Intermittent connection refused from sensu-backend

I have been using Sensu Go in development for the past 2 months, and I have been running into some problems with the sensu-backend web ui intermittently failing (“Connection Refused”). Recently it happened 2 times in the past 4 days.

I was on version 6.1.1-3555 when the problem started to happened, so I downgraded to 6.0.0-3003 on a fresh vm, and the problem is still happening.

I am really puzzled because the logs show nothing out of the normal, and then around the time of the problem, the logs shows it is losing access to handlers:
{“component”:“pipelined”,“handler”:“mailer”,“level”:“info”,“msg”:“handler does not exist, will be ignored”,“namespace”:“default”,“time”:“2020-10-22T11:59:41-07:00”}
And then seconds later, the handlers found fine but the web ui is not longer accepting connections. No error in the log.

Again, the sensu-backend that has been running for days without issue, and then suddenly stops working. The process is still running and checks are still occurring but the web ui is refusing connections.
The only fix at this point is to restart sensu-backend. I have had to run a watch script to keep it running.

Any help is appreciated. My vm:
sensu version 6.0.0-3003
linux centos 7.8.2003
amd64
glibc|

plugins installed:
[ “sensu/sensu-email-handler”,
‘sensu/sensu-ruby-runtime’,
“sensu/monitoring-plugins”,
‘sensu/sensu-pagerduty-handler’,
‘fgouteroux/sensu-go-graphite-handler’,
‘sensu-plugins/sensu-plugins-memory-checks’,
“sensu-plugins/sensu-plugins-filesystem-checks”,
“sensu-plugins/sensu-plugins-disk-checks”,
“sensu-plugins/sensu-plugins-process-checks”,
“sensu-plugins/sensu-plugins-network-checks”,
“sensu-plugins/sensu-plugins-cpu-checks”,
“sensu-plugins/sensu-plugins-mysql”,
“nixwiz/sensu-go-fatigue-check-filter”]

Any help is so appreciated. I don’t know where to start because the logs are not showing me much.

Thanks!

Hi @scottymarshall

Thanks for reporting this issue. Would you able to share with us the sensu-backend logs around the time the Web UI becomes unresponsive?

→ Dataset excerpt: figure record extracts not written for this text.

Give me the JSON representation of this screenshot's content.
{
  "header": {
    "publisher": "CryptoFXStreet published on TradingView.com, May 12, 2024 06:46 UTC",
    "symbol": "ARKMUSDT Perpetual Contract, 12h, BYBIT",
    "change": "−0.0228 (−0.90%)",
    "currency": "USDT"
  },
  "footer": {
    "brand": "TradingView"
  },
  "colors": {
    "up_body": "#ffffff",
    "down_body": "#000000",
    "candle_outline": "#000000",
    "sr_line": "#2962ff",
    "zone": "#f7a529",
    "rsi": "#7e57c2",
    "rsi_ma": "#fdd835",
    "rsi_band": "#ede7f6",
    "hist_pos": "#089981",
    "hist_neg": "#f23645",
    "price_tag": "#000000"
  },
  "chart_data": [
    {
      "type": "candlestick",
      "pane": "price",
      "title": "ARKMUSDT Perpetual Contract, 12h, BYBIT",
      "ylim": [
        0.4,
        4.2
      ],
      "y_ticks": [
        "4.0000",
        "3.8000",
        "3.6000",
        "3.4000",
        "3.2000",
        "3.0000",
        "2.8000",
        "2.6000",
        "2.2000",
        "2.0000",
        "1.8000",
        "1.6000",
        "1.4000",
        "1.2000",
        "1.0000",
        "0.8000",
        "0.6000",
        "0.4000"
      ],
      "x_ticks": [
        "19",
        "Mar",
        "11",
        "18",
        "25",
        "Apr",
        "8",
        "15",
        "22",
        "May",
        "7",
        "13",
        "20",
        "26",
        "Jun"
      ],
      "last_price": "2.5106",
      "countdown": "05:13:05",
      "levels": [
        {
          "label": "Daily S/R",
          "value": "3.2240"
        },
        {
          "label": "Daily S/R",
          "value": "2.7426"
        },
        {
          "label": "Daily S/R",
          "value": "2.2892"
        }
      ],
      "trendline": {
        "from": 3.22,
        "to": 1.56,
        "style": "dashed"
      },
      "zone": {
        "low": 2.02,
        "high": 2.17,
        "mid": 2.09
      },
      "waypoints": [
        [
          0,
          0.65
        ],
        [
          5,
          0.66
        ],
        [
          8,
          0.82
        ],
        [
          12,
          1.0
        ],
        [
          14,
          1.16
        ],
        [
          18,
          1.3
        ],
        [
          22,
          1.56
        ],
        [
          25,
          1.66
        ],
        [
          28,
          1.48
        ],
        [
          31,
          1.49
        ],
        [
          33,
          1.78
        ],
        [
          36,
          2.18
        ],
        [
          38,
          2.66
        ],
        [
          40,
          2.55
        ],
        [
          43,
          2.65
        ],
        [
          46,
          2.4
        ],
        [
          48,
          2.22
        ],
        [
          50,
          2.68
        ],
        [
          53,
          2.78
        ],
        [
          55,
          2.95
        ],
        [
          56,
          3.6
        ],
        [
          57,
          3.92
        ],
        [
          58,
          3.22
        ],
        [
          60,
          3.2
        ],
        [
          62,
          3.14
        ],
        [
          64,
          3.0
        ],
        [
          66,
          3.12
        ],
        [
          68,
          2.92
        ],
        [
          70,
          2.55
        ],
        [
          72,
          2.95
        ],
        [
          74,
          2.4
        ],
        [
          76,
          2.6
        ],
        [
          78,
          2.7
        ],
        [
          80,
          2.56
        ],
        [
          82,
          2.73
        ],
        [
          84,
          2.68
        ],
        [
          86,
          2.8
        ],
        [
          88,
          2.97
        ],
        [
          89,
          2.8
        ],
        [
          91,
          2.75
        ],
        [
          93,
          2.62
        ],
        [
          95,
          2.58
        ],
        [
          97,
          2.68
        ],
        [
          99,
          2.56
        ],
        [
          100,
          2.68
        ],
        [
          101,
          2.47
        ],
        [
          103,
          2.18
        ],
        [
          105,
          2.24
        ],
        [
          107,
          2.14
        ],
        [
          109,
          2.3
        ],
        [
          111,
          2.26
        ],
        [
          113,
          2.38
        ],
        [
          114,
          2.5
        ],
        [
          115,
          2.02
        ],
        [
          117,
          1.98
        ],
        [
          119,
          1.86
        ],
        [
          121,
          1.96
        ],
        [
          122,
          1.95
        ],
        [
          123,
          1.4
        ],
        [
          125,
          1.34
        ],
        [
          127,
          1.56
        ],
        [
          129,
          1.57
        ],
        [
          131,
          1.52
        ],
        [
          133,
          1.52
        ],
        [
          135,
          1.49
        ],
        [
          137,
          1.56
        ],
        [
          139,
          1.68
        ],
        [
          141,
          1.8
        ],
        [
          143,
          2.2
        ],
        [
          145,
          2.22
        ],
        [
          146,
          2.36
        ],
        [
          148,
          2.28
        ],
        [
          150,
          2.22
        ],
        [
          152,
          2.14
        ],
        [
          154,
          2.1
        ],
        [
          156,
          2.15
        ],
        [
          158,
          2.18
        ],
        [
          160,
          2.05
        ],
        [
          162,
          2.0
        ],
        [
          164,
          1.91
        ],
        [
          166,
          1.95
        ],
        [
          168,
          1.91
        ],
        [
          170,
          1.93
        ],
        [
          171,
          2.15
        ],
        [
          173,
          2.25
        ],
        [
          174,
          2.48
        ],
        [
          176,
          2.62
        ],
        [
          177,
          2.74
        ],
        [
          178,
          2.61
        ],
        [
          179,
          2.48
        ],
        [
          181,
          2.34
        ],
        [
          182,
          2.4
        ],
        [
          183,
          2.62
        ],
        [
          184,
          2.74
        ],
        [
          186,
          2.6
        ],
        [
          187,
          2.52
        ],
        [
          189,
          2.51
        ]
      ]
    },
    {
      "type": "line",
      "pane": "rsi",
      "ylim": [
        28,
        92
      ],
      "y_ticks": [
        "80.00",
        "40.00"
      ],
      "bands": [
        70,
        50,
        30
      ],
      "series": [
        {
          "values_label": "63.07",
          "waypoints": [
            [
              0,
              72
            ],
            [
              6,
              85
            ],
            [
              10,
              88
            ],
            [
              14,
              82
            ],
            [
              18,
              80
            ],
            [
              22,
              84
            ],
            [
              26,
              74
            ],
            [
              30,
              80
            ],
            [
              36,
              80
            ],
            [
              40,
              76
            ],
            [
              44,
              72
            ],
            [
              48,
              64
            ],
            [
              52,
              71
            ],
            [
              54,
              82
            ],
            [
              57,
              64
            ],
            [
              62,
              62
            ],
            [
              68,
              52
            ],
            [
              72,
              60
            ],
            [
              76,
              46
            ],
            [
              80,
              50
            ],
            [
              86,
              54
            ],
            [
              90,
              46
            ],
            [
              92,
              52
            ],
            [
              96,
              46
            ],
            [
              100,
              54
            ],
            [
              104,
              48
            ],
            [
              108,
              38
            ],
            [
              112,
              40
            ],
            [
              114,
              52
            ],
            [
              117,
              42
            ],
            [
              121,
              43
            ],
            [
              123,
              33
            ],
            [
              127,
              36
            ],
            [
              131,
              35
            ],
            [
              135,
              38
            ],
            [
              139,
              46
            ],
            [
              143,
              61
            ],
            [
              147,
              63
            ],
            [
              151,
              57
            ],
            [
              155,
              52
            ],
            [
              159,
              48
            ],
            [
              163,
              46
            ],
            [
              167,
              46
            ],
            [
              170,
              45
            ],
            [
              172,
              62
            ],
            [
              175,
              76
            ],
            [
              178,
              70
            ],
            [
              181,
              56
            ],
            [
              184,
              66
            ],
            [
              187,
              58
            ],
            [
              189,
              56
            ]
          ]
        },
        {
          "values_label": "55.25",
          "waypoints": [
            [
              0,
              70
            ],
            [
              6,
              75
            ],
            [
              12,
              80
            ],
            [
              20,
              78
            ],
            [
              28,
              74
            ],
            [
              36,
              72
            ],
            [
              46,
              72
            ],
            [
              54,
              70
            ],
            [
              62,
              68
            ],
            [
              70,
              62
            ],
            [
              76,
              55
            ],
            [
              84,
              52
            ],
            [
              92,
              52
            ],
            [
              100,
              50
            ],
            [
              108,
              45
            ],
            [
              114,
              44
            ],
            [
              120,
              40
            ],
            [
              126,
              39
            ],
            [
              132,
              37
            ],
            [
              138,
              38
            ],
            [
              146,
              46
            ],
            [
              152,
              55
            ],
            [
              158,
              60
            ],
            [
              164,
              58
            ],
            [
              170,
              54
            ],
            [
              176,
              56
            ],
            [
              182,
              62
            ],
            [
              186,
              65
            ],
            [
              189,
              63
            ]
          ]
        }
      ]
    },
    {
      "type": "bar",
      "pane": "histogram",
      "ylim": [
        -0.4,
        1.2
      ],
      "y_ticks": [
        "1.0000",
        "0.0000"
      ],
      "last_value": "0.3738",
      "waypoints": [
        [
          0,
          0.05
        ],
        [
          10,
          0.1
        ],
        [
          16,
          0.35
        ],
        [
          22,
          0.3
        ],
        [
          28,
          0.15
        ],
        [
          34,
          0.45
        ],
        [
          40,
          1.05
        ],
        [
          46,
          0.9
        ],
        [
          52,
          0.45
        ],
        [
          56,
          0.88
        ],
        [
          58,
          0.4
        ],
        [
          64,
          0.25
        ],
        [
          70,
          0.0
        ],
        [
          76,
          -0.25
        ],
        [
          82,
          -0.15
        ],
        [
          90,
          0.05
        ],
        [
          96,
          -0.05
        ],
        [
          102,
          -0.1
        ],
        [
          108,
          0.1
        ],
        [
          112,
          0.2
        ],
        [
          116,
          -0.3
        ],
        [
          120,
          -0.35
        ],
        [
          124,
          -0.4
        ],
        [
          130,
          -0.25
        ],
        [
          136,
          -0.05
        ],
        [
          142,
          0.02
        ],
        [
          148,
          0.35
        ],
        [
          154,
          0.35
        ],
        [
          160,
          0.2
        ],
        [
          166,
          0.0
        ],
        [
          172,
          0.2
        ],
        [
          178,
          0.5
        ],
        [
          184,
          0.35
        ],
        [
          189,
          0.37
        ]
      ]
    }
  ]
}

Also, it might be useful to increment the log verbosity the next time this happens, which can be achieved just like this: https://docs.sensu.io/sensu-go/latest/operations/maintain-sensu/troubleshoot/#increment-log-level-verbosity.

Thanks

Of course. Here is a copy of the logs, setting was info at the time:
https://jmhpublic.s3-us-west-1.amazonaws.com/linux/sensu-backend.log.1.gz

Again the timestamp of the problem was 2020-10-22T11:59.

I also just turned on debug, so if it does happen again, there will be a lot more to see

I just upgraded to 6.1.2 and the release notes make me optimistic that the problem might be corrected. Still I have debug on and will monitor for the next week.

OK…bummer. I upgraded to 6.1.2-3565.x86_64 and 3 days later I ran into the problem. :frowning:

The good news is i had debug on:
https://jmhpublic.s3-us-west-1.amazonaws.com/linux/sensu-backend.log.11012020.gz
The web ui went down sometime close to Nov 01 18:40:17.

The bad news is I still don’t see much. I do see right around the time of the web ui going down, I see these messages in the logs:
Nov 1 18:40:24 monitor01-poc sensu-backend: {"component":"pipelined","handler":"keepalive","level":"info","msg":"handler does not exist, will be ignored","namespace":"default","time":"2020-11-01T18:40:24-08:00"}

They go away after a minute. But I see no errors.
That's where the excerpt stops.